Troubled Lloyds is back in the black
Lloyds Banking Group has shown impressive signs of recovery as it recorded a profit of £2.1bn for the year so far – a major turnaround for the taxpayer-backed bank since losses of £450m for the same period last year.
The results beat expectations, including a 43% reduction in bad debts and a significant overall reduction in costs, and sparked speculation that the Government could now sell its 39% stake.
Shares jumped up in value around 8% in trading yesterday, climbing higher than the average price of 73.6p the taxpayer paid in the £20bn bailout of 2008.
Chief executive Antonio Horta-Osorio said: "The share price is now in a position where the Government can return taxpayers' money at a profit."
Mr Horta-Osorio said it was up to the Government to decide "when and how" to sell its stake.

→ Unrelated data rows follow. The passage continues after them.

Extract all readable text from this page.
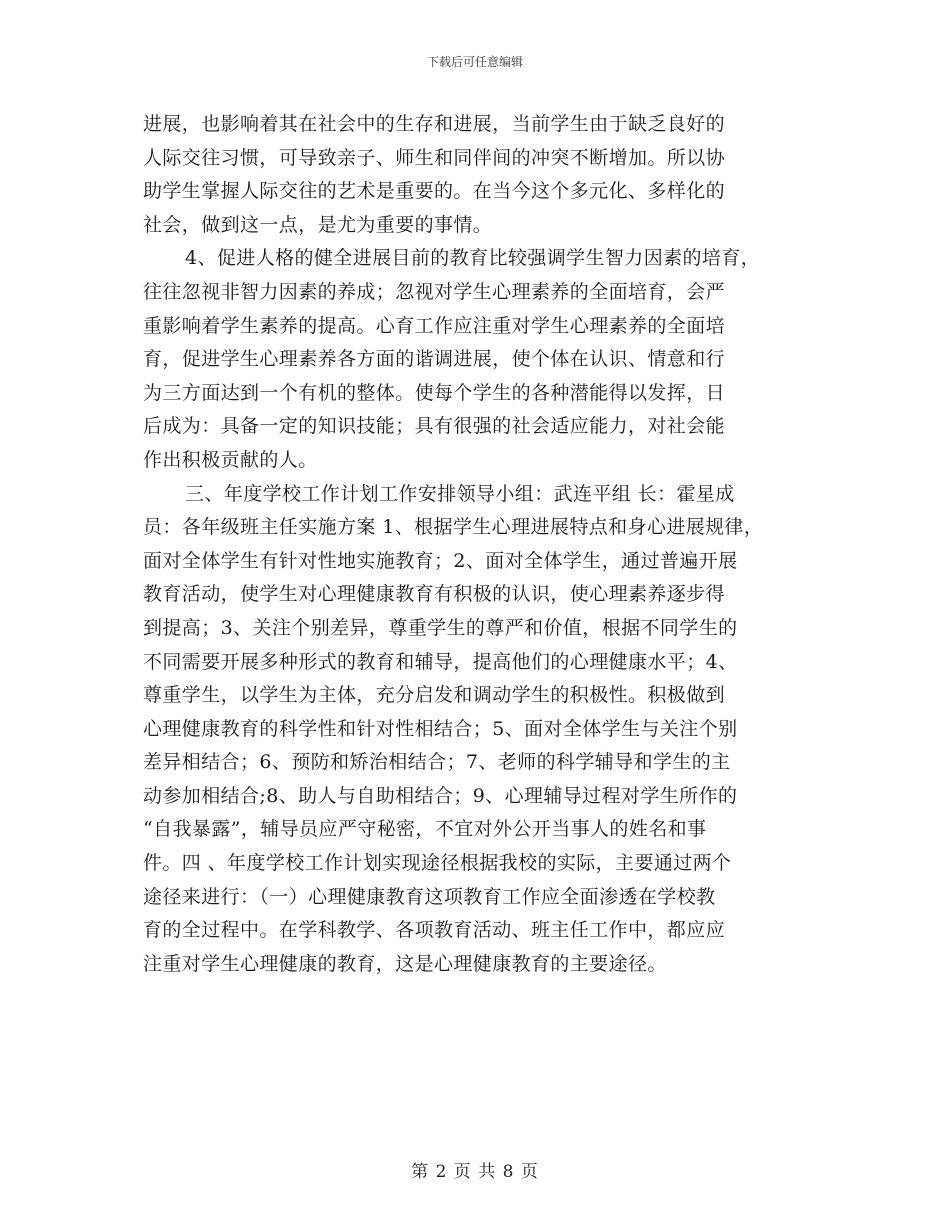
下载后可任意编辑
进展，也影响着其在社会中的生存和进展，当前学生由于缺乏良好的
人际交往习惯，可导致亲子、师生和同伴间的冲突不断增加。所以协
助学生掌握人际交往的艺术是重要的。在当今这个多元化、多样化的
社会，做到这一点，是尤为重要的事情。
4、促进人格的健全进展目前的教育比较强调学生智力因素的培育，
往往忽视非智力因素的养成；忽视对学生心理素养的全面培育，会严
重影响着学生素养的提高。心育工作应注重对学生心理素养的全面培
育，促进学生心理素养各方面的谐调进展，使个体在认识、情意和行
为三方面达到一个有机的整体。使每个学生的各种潜能得以发挥，日
后成为：具备一定的知识技能；具有很强的社会适应能力，对社会能
作出积极贡献的人。
三、年度学校工作计划工作安排领导小组：武连平组 长：霍星成
员：各年级班主任实施方案 1、根据学生心理进展特点和身心进展规律，
面对全体学生有针对性地实施教育；2、面对全体学生，通过普遍开展
教育活动，使学生对心理健康教育有积极的认识，使心理素养逐步得
到提高；3、关注个别差异，尊重学生的尊严和价值，根据不同学生的
不同需要开展多种形式的教育和辅导，提高他们的心理健康水平；4、
尊重学生，以学生为主体，充分启发和调动学生的积极性。积极做到
心理健康教育的科学性和针对性相结合；5、面对全体学生与关注个别
差异相结合；6、预防和矫治相结合；7、老师的科学辅导和学生的主
动参加相结合;8、助人与自助相结合；9、心理辅导过程对学生所作的
“自我暴露”，辅导员应严守秘密，不宜对外公开当事人的姓名和事
件。四 、年度学校工作计划实现途径根据我校的实际，主要通过两个
途径来进行：（一）心理健康教育这项教育工作应全面渗透在学校教
育的全过程中。在学科教学、各项教育活动、班主任工作中，都应应
注重对学生心理健康的教育，这是心理健康教育的主要途径。
第 2 页 共 8 页
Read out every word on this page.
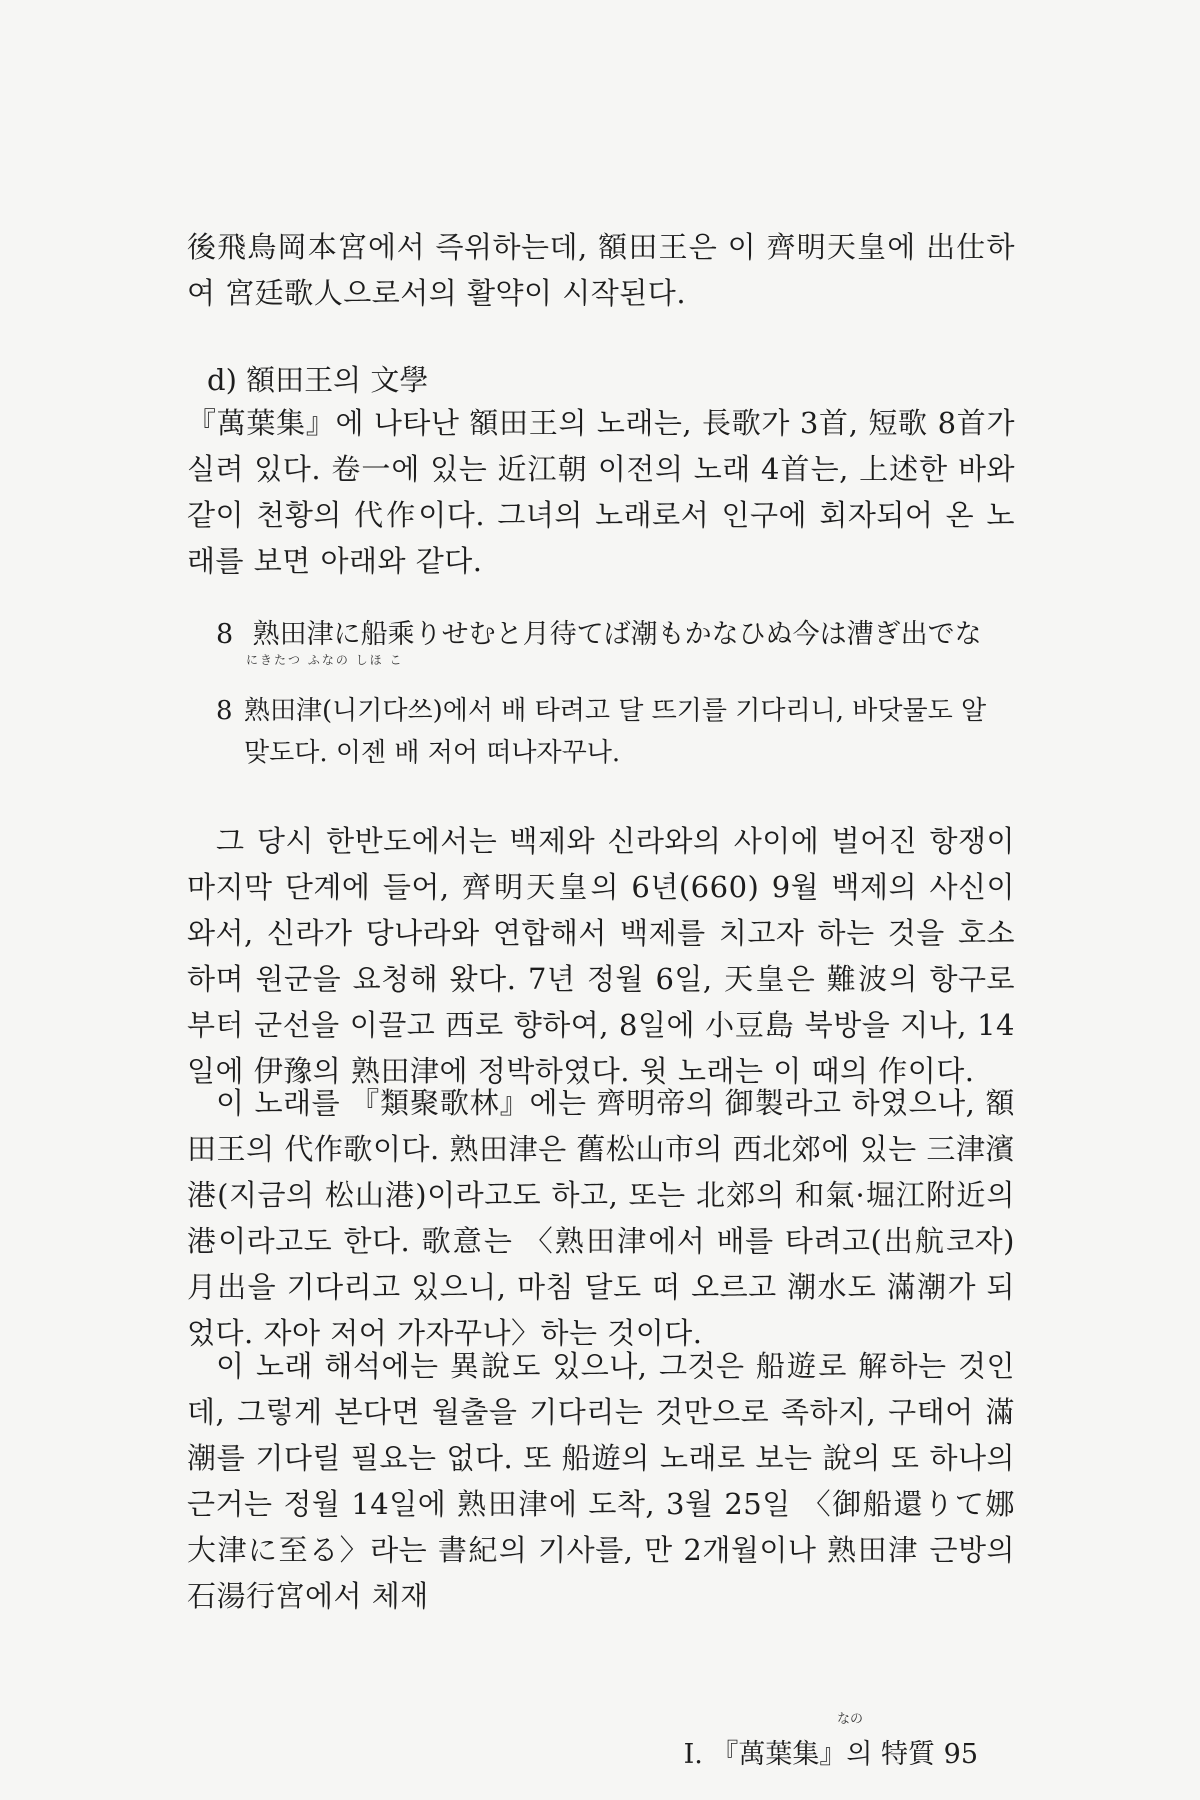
後飛鳥岡本宮에서 즉위하는데, 額田王은 이 齊明天皇에 出仕하여 宮廷歌人으로서의 활약이 시작된다.

d) 額田王의 文學

『萬葉集』에 나타난 額田王의 노래는, 長歌가 3首, 短歌 8首가 실려 있다. 卷一에 있는 近江朝 이전의 노래 4首는, 上述한 바와 같이 천황의 代作이다. 그녀의 노래로서 인구에 회자되어 온 노래를 보면 아래와 같다.

8 熟田津に船乘りせむと月待てば潮もかなひぬ今は漕ぎ出でな

にきたつ ふなの しほ こ
8 熟田津(니기다쓰)에서 배 타려고 달 뜨기를 기다리니, 바닷물도 알맞도다. 이젠 배 저어 떠나자꾸나.

그 당시 한반도에서는 백제와 신라와의 사이에 벌어진 항쟁이 마지막 단계에 들어, 齊明天皇의 6년(660) 9월 백제의 사신이 와서, 신라가 당나라와 연합해서 백제를 치고자 하는 것을 호소하며 원군을 요청해 왔다. 7년 정월 6일, 天皇은 難波의 항구로부터 군선을 이끌고 西로 향하여, 8일에 小豆島 북방을 지나, 14일에 伊豫의 熟田津에 정박하였다. 윗 노래는 이 때의 作이다.

이 노래를 『類聚歌林』에는 齊明帝의 御製라고 하였으나, 額田王의 代作歌이다. 熟田津은 舊松山市의 西北郊에 있는 三津濱港(지금의 松山港)이라고도 하고, 또는 北郊의 和氣·堀江附近의 港이라고도 한다. 歌意는 〈熟田津에서 배를 타려고(出航코자) 月出을 기다리고 있으니, 마침 달도 떠 오르고 潮水도 滿潮가 되었다. 자아 저어 가자꾸나〉하는 것이다.

이 노래 해석에는 異說도 있으나, 그것은 船遊로 解하는 것인데, 그렇게 본다면 월출을 기다리는 것만으로 족하지, 구태어 滿潮를 기다릴 필요는 없다. 또 船遊의 노래로 보는 說의 또 하나의 근거는 정월 14일에 熟田津에 도착, 3월 25일 〈御船還りて娜大津に至る〉라는 書紀의 기사를, 만 2개월이나 熟田津 근방의 石湯行宮에서 체재

なの
I. 『萬葉集』의 特質 95
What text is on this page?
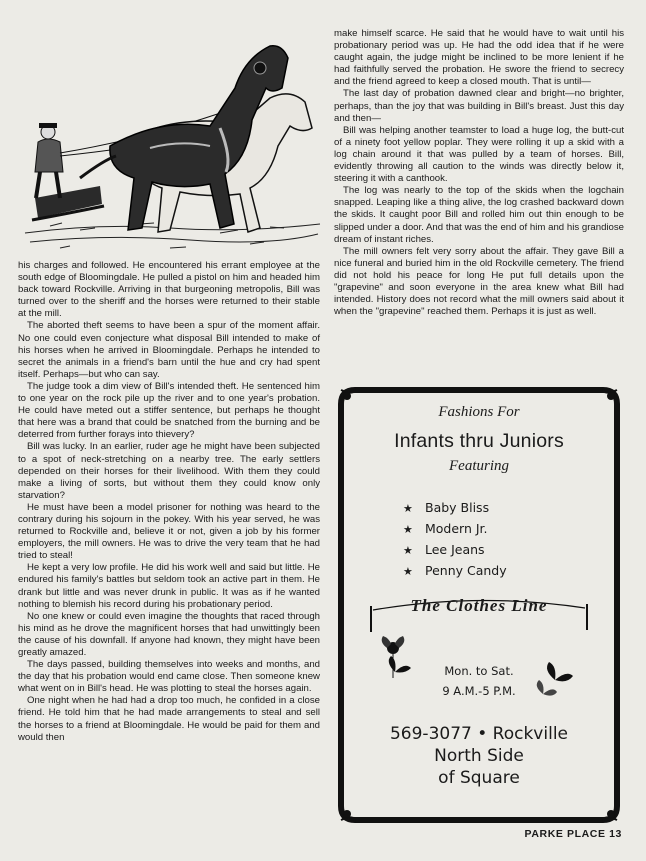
his charges and followed. He encountered his errant employee at the south edge of Bloomingdale. He pulled a pistol on him and headed him back toward Rockville. Arriving in that burgeoning metropolis, Bill was turned over to the sheriff and the horses were returned to their stable at the mill.

The aborted theft seems to have been a spur of the moment affair. No one could even conjecture what disposal Bill intended to make of his horses when he arrived in Bloomingdale. Perhaps he intended to secret the animals in a friend's barn until the hue and cry had spent itself. Perhaps—but who can say.

The judge took a dim view of Bill's intended theft. He sentenced him to one year on the rock pile up the river and to one year's probation. He could have meted out a stiffer sentence, but perhaps he thought that here was a brand that could be snatched from the burning and be deterred from further forays into thievery?

Bill was lucky. In an earlier, ruder age he might have been subjected to a spot of neck-stretching on a nearby tree. The early settlers depended on their horses for their livelihood. With them they could make a living of sorts, but without them they could know only starvation?

He must have been a model prisoner for nothing was heard to the contrary during his sojourn in the pokey. With his year served, he was returned to Rockville and, believe it or not, given a job by his former employers, the mill owners. He was to drive the very team that he had tried to steal!

He kept a very low profile. He did his work well and said but little. He endured his family's battles but seldom took an active part in them. He drank but little and was never drunk in public. It was as if he wanted nothing to blemish his record during his probationary period.

No one knew or could even imagine the thoughts that raced through his mind as he drove the magnificent horses that had unwittingly been the cause of his downfall. If anyone had known, they might have been greatly amazed.

The days passed, building themselves into weeks and months, and the day that his probation would end came close. Then someone knew what went on in Bill's head. He was plotting to steal the horses again.

One night when he had had a drop too much, he confided in a close friend. He told him that he had made arrangements to steal and sell the horses to a friend at Bloomingdale. He would be paid for them and would then

make himself scarce. He said that he would have to wait until his probationary period was up. He had the odd idea that if he were caught again, the judge might be inclined to be more lenient if he had faithfully served the probation. He swore the friend to secrecy and the friend agreed to keep a closed mouth. That is until—

The last day of probation dawned clear and bright—no brighter, perhaps, than the joy that was building in Bill's breast. Just this day and then—

Bill was helping another teamster to load a huge log, the butt-cut of a ninety foot yellow poplar. They were rolling it up a skid with a log chain around it that was pulled by a team of horses. Bill, evidently throwing all caution to the winds was directly below it, steering it with a canthook.

The log was nearly to the top of the skids when the logchain snapped. Leaping like a thing alive, the log crashed backward down the skids. It caught poor Bill and rolled him out thin enough to be slipped under a door. And that was the end of him and his grandiose dream of instant riches.

The mill owners felt very sorry about the affair. They gave Bill a nice funeral and buried him in the old Rockville cemetery. The friend did not hold his peace for long He put full details upon the "grapevine" and soon everyone in the area knew what Bill had intended. History does not record what the mill owners said about it when the "grapevine" reached them. Perhaps it is just as well.

Fashions For
Infants thru Juniors
Featuring
★ Baby Bliss
★ Modern Jr.
★ Lee Jeans
★ Penny Candy
The Clothes Line
Mon. to Sat.
9 A.M.-5 P.M.
569-3077 • Rockville
North Side
of Square
PARKE PLACE 13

A Treasury spokesman said: "Today's half-year results show that Lloyds continues to make progress towards becoming a stronger and safer bank.
"The Government has set out its plan to take Britain's banking system from rescue to recovery. As part of this, we have said that we are now actively considering options for sales of the taxpayers' shares in Lloyds."
It wasn't all good news for the taxpayer-backed bank, however. Compensation settlements and fines for miss-sold Payment Protection Insurance continued to impact on profit margins, and it was forced to set aside another £450m to deal with claims, taking the cost of legal actions to £7.3bn.
The bank also had to put aside £50m for an investigation by the Financial Conduct Authority.